Too many individuals are living paycheck to paycheck and not saving enough for retirement. Newly-married couples are putting off buying a home. Parents are struggling to send their kids to college and worry that they will not end up better off than they were. We live in the greatest country in the world, but need to change our economic policy to help the middle class and get the economy thriving again.

This is why Republicans are following through on our promise to change the status quo. We need a tax code that allows low- and middle-class individuals and families to keep more of their hard-earned paychecks, incentivize businesses of all sizes to stay in the U.S. and hire more workers.

My colleagues and I delivered on a transparent, regular order process to reform our broken tax code, making it simpler and fairer. After multiple blueprints, legislative drafts and committee hearings, the House and Senate worked diligently to negotiate differences and produce the final bill.

The tax bill doubles both the standard deduction and the child tax credit for families, preserves the child and dependent care tax credit and maintains the adoption tax credit.

It preserves the mortgage interest deduction, provides relief for medical expenses and retains popular retirement saving mechanisms like 401Ks. For the single parent of one child earning $41,000, those savings would be more than $1,300. For a family of four making the median income of $73,000, the savings would be $2,059.

The bill also puts small, medium and large-sized businesses on a level playing field when competing around the globe. That is why Caterpillar, State Farm, John Deere, the Illinois Farm Bureau, the Chamber of Commerce, the National Federation of Independent Business (NFIB), and every other major employer in our district and the surrounding area is in full support of our tax bill.

Lastly, and importantly for the 18th district, our bill maintains the Historic Tax Credit, tax-exempt status of Private Activity Bonds, the teacher deduction for school supplies, student deductions for higher education costs and keeps university employees’ tuition benefits tax-free.

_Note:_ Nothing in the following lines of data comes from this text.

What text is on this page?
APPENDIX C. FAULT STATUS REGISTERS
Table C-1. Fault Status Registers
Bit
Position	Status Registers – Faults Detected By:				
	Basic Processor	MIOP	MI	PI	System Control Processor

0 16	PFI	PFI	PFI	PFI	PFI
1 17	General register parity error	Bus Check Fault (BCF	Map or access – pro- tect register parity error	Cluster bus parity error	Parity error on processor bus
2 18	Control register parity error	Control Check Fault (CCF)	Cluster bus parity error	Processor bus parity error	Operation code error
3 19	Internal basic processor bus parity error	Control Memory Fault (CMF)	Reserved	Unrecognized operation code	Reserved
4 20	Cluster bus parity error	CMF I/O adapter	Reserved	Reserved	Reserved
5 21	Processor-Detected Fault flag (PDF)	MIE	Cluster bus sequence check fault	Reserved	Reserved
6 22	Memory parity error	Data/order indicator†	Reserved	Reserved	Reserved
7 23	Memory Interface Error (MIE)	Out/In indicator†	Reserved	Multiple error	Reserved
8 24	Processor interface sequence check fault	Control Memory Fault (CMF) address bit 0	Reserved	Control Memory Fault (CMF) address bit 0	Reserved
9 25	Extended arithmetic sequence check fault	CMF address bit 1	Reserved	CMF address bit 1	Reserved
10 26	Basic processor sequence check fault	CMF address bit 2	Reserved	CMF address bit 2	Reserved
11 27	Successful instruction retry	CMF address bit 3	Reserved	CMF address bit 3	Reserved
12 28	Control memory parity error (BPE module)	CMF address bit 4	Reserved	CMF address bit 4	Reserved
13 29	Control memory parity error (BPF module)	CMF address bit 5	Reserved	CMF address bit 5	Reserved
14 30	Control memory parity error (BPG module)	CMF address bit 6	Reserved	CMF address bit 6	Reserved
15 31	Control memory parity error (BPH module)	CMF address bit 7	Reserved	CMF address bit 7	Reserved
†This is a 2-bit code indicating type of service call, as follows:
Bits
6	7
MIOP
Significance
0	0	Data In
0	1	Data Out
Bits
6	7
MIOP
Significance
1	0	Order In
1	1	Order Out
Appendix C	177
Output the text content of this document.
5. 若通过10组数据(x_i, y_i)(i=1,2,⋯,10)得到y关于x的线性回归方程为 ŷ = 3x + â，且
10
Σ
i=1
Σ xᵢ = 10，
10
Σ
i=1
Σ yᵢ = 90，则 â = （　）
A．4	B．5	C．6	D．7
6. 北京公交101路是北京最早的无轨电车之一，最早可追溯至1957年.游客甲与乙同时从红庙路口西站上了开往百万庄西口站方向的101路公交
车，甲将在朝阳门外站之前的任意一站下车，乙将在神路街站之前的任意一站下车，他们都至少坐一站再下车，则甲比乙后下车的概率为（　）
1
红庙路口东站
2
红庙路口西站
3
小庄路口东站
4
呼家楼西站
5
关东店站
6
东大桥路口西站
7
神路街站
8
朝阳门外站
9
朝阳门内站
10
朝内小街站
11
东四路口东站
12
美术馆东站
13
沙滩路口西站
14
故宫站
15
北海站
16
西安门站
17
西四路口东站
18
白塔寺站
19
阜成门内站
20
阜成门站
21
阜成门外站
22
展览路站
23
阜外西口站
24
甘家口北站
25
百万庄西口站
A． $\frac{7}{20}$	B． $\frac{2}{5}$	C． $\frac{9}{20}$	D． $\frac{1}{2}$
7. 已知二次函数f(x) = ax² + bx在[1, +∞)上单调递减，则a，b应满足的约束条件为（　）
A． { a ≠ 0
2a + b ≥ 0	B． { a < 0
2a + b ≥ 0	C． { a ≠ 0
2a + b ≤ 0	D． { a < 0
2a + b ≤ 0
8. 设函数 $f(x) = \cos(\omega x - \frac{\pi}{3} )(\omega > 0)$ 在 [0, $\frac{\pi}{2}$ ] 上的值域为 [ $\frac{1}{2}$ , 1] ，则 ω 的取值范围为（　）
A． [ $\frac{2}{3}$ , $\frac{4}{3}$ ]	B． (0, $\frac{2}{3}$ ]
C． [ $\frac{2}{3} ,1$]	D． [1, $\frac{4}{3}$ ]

We’ve all seen the news reports that the stock market is rising. But we need to ensure that this boom is felt not only on Wall Street, but also on Main Street.

Tax reform is not the silver bullet to all problems, but getting our economy healthy again will make it easier for middle class Americans who work hard and play by the rules to succeed. This bill achieves those goals.

LaHood, a Republican from Dunlap, represents the 18th Congressional District.